Drobna nieuwaga spowoduje ogromne szkody.
W ostatnich dniach byliśmy świadkami nowej fali ataków złośliwego oprogramowanie na tym największym portalu społecznościowym. Wielu użytkowników otrzymało wiadomość poprzez chat na Facebooku o następującej treści: “hej czy to twoja ex?? lol [LINK]“ oraz „omg wyglądasz tu tak słodko [LINK]”, „Cześć. Chcesz się poznać?”. Do tej pory podobne wiadomości pojawiły się w języku niemieckim, angielskim i polskim. Kliknięcie w link spowoduje pobranie pliku wykonywalnego zamaskowanego pod postacią ikony pliku graficznego! Jeśli użytkownik, który pobrał zainfekowany plik, nie posiada włączonej opcji wyświetlania rozszerzenia plików na swoim komputerze, będzie przekonany, że ściągnął zwykły obraz.
Jednak jeśli przyjrzeć się całej ścieżce pliku od razu zauważymy, że coś jest nie w porządku – ikona pliku nie jest właściwa dla rozszerzenia .exe!
Przeciętny użytkownik zwykle nie jest tak uważny i nie dostrzega zagrożenia. Pragnąc zobaczyć to z opisu zabawne zdjęcie, zacznie infekować komputer. Otwarcie pliku uruchomi program ściągający niebezpieczne oprogramowanie na komputer ofiary.
Ściągnięty plik zawierający złośliwe oprogramowanie przenoszony jest do folderu plików tymczasowych systemu Windows (%TEMP%) i aktywowany. Kolejna sztuczka ze strony autorów tego wirusa – żeby zmylić niczego nieświadomych użytkowników program otwiera komunikat wyglądający na standardowy i zaufany, który informuje dlaczego obraz nie może być wyświetlony.
Co dalej? Ofiara myśląc, że to zwykły uszkodzony obraz po prostu wyrzuca go do elektronicznego kosza, zacierając wszelkie możliwe do wykrycia ścieżki złośliwego programu, podczas gdy on działa spokojnie w tle systemu.
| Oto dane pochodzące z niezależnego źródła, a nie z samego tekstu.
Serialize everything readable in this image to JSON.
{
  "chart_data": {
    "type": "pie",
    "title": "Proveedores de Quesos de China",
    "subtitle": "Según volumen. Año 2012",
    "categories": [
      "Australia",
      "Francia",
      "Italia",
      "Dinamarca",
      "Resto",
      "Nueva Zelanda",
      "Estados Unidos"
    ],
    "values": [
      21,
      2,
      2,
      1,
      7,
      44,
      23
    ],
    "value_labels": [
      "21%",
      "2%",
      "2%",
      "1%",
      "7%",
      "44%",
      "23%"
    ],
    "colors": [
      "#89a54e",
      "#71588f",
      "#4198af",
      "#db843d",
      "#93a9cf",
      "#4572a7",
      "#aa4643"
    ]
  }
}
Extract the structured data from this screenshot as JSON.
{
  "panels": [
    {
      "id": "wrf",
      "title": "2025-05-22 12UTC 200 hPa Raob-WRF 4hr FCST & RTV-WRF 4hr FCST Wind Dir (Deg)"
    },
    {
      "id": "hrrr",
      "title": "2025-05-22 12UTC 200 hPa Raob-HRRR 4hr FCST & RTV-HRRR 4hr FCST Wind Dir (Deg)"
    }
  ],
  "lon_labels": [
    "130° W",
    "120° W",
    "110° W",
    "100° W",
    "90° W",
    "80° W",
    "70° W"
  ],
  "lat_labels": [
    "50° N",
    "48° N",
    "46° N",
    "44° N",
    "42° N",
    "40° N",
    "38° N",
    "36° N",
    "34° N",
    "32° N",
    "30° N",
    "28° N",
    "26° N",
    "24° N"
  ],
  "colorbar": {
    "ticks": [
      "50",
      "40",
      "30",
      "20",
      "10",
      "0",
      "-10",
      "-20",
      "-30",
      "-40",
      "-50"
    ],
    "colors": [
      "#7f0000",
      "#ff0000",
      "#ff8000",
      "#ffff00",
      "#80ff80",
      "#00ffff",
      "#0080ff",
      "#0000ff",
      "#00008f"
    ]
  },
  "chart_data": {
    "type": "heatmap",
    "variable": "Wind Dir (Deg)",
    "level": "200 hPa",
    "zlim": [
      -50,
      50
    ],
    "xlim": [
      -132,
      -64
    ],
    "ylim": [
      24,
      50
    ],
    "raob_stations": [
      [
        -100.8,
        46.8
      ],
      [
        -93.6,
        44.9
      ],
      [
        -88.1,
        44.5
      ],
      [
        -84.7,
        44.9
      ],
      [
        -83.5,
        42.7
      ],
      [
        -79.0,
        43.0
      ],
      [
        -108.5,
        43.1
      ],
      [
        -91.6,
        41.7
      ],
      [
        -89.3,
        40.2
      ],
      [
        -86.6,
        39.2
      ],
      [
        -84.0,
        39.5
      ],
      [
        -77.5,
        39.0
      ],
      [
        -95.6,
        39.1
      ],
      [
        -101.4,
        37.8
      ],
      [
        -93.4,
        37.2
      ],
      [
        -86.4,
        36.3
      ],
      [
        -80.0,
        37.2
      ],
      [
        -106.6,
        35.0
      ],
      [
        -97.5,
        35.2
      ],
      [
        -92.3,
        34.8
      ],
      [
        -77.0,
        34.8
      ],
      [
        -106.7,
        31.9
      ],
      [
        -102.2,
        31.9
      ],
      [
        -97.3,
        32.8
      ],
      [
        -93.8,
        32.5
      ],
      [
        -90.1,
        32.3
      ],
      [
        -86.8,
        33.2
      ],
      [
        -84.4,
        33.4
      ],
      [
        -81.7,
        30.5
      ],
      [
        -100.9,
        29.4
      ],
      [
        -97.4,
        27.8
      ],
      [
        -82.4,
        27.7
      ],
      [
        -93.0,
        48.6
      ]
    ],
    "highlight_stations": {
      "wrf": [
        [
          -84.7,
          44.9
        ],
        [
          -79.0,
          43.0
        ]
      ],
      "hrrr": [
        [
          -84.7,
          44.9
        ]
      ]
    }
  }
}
Plik wykonywalny .exe został zdignozowany przez zespół ekspertów G Data jako Trojan.Generic.KD.315917. Już niedługo później zdiagnozowano kolejną jego odmianę Trojan.Generic.KD.320472. Produkty G Data Software wykryły, że otwiera on połączenie z kanałem IRC w celu ściągnięcia kolejnych dwóch plików: pierwszy, o nazwie GooglTool.exe (Trojan.Generic.KDV.320671), natomiast drugi to killproc.exe.
GoogleTool.exe sprytnie wykrada adresy domniemanych nowych „zdjęć” oraz wykrada poprzez Interner Explorer listę naszych znajomych z Facebooka, którzy również dostają fałszywą informację. I tak wirus zatacza koło. W tym wypadku zagrożenie jest ograniczone do dalszego rozsyłania fałszywych plików, ale hakerzy mogą zamienić pobierany przez użytkownika malware w każdej chwili! Następnym razem wirus może nie tylko pobrać listę naszych znajomych, ale też wkraść się do danych bankowych i zacząć regularne cyber-szpiegostwo. Metoda infekowania komputera przez wysyłanie pliku, który ściąga złośliwe oprogramowanie nie jest niczym nowym. Jednak szkody jakie wyrządzi na portalu o liczbie ponad 750 milionów urzytkowników mogą być niewyobrażalne. Zgodnie z ankietą G Data 2011 Security Survey (której analiza znajdzie się już w kolejnym artykule), 18% użytkowników Facebooka otwiera linki pochodzące z nieznanych źródeł!
Bądźmy więc czujni, posiadając aktualny system oraz programy monitorujące nasz ruch w sieci będziemy bezpieczni. Jednak najważniejszy jest zdrowy rozsądek i zasada ograniczonego zaufania w sieci.